The importance of education

My learning on Black history began in my childhood, one of my fondest memories were my high-pitched and excitable debates with my dad. I was an avid reader and through textbooks and fictional novels, together we tackled colonisation with books like Things Fall Apart by Chinua Achebe and apartheid with Mine Boy by Peter Abrahams.

I’ve always been captivated by global news and African history. From the trans-Saharan gold trade, to the Ethiopian and Malian Empires, the trans-Atlantic slave trade, the colonial era and fight for freedom.

I also remember being frustrated with how partial the education on the Black history narrative seemed to be. Several decades have passed and our historical identity (especially outside the USA) is still vastly undeveloped.

The conversation on race needs to unite

The conversation on race has become impassioned and sometimes controversial, with feelings of betrayal, dismissal and not being valued. I have felt many of these emotions, particularly over the last year.

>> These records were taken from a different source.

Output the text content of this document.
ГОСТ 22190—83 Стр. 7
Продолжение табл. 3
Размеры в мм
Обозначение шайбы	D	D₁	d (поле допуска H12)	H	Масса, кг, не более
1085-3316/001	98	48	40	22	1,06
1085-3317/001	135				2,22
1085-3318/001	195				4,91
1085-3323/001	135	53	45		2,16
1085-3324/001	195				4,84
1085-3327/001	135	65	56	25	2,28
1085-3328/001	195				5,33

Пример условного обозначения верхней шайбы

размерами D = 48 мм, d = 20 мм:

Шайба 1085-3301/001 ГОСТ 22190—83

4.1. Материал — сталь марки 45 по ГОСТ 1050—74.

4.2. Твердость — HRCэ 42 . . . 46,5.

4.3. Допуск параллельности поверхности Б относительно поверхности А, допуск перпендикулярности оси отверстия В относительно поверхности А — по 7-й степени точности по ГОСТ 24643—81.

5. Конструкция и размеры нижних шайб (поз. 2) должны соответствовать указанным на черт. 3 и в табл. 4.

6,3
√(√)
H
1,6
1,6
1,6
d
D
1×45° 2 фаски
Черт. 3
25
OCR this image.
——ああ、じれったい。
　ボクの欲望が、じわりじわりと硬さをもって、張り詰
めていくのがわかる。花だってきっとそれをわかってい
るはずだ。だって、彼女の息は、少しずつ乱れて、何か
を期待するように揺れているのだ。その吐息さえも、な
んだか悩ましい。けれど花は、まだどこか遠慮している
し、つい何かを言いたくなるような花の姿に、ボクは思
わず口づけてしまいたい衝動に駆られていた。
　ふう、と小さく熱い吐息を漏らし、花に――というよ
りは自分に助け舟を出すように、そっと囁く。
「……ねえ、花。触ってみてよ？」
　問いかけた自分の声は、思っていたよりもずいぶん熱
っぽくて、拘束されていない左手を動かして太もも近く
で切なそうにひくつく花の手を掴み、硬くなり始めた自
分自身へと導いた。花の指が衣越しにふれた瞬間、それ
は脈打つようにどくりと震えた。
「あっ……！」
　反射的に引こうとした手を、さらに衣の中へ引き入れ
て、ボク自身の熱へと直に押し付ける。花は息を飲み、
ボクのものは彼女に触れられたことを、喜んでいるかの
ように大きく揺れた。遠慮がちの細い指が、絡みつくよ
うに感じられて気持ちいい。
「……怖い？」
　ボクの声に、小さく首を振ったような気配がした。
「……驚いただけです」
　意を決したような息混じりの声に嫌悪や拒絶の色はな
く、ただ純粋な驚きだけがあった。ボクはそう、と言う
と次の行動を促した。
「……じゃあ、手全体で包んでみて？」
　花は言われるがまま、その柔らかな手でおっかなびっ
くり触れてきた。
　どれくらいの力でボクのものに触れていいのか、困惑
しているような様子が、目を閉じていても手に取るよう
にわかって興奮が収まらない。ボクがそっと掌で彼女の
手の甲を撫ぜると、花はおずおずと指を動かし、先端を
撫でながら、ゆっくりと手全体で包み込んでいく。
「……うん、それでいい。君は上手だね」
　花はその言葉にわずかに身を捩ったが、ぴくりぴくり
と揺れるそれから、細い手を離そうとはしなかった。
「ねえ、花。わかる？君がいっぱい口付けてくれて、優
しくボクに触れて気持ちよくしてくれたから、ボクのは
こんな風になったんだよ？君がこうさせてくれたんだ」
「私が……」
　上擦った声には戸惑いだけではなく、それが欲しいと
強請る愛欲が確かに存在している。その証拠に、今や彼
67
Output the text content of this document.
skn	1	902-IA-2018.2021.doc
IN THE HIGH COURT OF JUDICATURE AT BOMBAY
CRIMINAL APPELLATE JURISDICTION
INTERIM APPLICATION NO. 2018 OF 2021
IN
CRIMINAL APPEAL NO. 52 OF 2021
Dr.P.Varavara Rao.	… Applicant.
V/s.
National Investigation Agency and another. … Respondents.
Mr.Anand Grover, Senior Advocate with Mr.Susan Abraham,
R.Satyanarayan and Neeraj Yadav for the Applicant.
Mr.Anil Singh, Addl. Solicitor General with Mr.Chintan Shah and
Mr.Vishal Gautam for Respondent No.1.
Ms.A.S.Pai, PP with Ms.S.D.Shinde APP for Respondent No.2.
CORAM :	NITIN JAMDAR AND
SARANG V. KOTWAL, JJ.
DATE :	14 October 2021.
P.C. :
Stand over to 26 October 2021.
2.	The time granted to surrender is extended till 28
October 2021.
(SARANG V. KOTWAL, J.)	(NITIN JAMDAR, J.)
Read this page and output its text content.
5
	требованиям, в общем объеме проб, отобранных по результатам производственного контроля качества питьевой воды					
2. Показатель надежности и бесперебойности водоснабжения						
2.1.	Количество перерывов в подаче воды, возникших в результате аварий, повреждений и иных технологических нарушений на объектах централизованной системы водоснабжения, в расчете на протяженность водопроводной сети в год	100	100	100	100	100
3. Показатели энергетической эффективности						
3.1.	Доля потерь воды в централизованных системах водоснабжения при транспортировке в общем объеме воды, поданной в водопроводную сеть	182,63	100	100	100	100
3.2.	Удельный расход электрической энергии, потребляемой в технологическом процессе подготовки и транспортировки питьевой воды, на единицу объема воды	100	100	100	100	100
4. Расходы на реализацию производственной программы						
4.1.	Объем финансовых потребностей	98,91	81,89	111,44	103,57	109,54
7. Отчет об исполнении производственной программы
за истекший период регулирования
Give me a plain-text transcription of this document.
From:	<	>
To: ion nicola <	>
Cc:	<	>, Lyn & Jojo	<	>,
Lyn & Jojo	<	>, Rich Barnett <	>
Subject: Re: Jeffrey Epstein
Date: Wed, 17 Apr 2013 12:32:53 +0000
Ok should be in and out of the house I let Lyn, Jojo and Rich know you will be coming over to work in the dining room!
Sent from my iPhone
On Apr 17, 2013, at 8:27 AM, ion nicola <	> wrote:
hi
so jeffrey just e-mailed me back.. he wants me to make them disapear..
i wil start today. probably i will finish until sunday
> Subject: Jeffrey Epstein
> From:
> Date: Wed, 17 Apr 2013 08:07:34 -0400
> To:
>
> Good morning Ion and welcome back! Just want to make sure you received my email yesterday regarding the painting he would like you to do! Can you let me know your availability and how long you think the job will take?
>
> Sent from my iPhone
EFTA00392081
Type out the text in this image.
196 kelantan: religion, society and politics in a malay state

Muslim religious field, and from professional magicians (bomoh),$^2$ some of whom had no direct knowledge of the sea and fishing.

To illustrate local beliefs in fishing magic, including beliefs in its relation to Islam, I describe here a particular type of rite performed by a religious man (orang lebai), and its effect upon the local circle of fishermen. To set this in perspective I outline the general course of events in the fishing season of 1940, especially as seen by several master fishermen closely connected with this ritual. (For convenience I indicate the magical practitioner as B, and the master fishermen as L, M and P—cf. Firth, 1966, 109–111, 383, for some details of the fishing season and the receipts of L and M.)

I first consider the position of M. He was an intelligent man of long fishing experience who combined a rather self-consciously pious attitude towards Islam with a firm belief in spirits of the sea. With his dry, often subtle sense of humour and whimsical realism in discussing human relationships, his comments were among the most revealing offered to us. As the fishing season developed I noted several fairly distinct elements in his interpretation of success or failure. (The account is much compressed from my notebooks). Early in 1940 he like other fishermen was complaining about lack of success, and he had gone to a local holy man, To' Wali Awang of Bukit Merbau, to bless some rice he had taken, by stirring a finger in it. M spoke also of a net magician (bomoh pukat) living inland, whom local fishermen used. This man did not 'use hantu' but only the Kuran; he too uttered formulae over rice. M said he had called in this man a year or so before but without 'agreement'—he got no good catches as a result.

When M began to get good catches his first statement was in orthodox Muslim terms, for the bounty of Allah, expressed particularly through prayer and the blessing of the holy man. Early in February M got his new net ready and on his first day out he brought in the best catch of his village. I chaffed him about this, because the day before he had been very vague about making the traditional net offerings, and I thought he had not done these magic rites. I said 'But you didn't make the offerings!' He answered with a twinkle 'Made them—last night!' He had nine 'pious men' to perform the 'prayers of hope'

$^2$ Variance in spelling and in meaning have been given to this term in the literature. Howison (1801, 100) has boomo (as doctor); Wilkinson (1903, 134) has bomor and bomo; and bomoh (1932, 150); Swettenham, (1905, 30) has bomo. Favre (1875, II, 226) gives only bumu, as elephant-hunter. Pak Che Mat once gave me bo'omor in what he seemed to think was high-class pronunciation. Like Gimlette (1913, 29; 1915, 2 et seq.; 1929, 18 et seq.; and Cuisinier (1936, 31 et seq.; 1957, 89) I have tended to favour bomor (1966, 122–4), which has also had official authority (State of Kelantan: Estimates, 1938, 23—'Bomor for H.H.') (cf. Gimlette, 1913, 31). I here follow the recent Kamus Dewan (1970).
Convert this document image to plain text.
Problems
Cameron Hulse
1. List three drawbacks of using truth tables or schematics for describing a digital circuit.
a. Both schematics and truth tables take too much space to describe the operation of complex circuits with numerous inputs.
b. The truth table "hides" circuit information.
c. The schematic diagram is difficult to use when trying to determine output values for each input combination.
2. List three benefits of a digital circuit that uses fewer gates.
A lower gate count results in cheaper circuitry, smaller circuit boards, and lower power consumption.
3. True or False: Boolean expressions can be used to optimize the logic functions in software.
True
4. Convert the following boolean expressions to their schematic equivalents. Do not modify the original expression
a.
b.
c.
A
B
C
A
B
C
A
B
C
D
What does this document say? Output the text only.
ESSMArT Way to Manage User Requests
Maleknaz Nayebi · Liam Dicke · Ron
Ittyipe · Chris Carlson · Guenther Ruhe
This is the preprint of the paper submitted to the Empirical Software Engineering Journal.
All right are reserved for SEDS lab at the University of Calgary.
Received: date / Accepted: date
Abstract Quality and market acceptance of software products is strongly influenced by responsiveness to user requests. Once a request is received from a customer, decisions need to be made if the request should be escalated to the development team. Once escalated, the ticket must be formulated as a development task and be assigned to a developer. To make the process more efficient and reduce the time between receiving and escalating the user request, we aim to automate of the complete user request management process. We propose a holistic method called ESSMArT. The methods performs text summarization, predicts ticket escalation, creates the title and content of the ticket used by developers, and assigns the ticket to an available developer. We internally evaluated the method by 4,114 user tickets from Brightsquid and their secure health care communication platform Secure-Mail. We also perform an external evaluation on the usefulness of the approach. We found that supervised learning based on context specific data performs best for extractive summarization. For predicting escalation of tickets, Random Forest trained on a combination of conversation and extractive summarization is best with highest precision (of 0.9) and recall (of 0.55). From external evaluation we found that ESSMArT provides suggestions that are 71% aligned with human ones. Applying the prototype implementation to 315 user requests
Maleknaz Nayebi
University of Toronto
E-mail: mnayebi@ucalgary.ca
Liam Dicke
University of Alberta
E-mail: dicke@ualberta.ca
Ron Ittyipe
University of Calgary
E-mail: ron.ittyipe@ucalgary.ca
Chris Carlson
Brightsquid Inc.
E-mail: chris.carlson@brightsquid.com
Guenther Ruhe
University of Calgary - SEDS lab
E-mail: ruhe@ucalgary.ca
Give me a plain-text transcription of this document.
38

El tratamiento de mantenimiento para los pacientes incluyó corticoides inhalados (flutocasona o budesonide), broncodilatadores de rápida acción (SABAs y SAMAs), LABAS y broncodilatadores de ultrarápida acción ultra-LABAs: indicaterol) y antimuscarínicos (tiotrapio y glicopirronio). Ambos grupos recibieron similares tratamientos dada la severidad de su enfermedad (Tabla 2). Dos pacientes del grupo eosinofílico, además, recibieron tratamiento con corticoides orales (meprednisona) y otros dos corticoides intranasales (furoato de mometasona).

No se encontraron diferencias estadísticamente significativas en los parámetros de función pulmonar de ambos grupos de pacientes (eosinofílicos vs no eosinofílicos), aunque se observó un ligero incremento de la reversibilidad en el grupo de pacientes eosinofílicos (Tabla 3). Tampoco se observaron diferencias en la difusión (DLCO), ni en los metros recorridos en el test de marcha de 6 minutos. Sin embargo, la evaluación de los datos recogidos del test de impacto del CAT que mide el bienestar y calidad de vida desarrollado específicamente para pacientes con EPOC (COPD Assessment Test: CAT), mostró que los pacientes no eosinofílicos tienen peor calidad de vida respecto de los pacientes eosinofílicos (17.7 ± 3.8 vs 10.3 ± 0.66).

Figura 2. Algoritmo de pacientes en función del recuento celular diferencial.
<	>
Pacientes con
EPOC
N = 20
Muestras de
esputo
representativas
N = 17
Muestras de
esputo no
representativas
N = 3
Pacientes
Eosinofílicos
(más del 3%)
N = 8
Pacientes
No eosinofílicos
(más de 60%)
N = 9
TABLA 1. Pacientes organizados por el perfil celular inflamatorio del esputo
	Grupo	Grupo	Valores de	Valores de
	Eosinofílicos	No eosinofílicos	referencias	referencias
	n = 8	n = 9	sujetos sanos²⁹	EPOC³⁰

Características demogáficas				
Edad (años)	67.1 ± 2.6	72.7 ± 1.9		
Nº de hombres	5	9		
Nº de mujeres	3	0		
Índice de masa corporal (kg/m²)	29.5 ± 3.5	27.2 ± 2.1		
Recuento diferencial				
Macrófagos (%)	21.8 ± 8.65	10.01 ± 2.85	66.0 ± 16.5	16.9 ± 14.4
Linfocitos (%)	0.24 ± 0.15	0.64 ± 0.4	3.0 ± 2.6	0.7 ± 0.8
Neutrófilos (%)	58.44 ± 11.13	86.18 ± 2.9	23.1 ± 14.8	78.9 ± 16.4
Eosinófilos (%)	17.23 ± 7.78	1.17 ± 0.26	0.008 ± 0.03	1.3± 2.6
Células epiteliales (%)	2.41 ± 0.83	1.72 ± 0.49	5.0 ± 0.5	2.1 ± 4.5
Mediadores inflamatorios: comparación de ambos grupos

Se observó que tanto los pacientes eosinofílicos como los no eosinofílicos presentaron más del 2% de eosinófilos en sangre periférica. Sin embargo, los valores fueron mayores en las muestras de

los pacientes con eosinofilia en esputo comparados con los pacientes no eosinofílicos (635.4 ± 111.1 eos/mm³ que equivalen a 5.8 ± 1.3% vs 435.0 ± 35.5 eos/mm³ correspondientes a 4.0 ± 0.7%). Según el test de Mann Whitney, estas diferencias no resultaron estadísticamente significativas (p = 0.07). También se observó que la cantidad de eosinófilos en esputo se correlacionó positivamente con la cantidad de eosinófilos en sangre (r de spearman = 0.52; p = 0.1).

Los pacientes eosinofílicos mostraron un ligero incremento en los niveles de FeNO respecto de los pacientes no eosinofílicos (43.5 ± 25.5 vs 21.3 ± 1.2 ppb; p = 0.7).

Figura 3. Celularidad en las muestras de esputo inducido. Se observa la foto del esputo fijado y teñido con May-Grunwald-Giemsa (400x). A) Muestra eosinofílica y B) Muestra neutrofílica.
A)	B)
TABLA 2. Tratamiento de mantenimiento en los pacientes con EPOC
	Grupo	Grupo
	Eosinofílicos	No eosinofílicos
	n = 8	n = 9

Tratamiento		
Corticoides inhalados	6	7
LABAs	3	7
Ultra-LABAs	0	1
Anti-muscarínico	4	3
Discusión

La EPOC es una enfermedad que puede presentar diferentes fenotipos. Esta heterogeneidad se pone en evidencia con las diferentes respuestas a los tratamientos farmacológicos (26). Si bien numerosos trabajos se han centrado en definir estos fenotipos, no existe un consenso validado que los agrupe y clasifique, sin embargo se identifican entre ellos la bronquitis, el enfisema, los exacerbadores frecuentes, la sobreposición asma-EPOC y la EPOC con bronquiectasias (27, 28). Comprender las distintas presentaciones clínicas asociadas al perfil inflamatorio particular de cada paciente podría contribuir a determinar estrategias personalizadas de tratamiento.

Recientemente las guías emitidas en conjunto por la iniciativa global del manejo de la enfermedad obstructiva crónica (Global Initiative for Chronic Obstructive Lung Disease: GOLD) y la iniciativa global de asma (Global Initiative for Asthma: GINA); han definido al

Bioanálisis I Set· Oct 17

It has become divisive instead of uniting; with feelings of distrust on one side and the perception of being attacked on the other.

All this while going through the unprecedented bulldozer that is the Covid-19 pandemic.

At times, it has felt extremely challenging to celebrate the good work that continues to be done on fairness, inclusion and respect across all spaces in our society.

"The sun does not forget a village just because it is small”

Famous African proverb

Don't avoid the conversation on race

This year’s chosen theme for Black History Month is ‘Proud To Be’ and with it for me, a moment of reflection.

It may sometimes feel like a colossal challenge to join the conversation on race, but avoiding it does not resolve anything.

Following a survey of its members, ICE launched its Anti-Racism toolkit earlier this year to help people join that conversation.

I was also extremely pleased to read recently that Wales will become the first UK nation to make teaching Black, Asian and minority ethnic people’s history compulsory from 2022. I really hope the other nations follow very soon.

Every little helps

More and more organisations are joining the fight against racism.

Kudos to local and national champions working tirelessly with marginalised and underrepresented groups, providing a platform to educate and engage on fairness, inclusion and respect.

I’m proud of the allies that stand shoulder-to-shoulder with us.

I’m reminded of why it’s important to share our lived experiences and add our voices to include Black British history in our schoolbooks and curriculum.

No matter how small or large the contribution, every little helps!

How much do we really know about Black British history? As Black and British, I am very much still a student.

So, if you don’t really get why the ‘race card’ matters?

  • Be curious, talking helps.
  • Learn more about our lived experiences (no judgement).
  • Open your mind to a different reality.
  • Help update the history books.

PS: ‘No offence but’ rarely ends with a positive outcome #justsaying.

To move forward, we must learn from what has come before us and we can do this together. As the African proverb says: "If you want to go fast, go alone. If you want to go far, go together."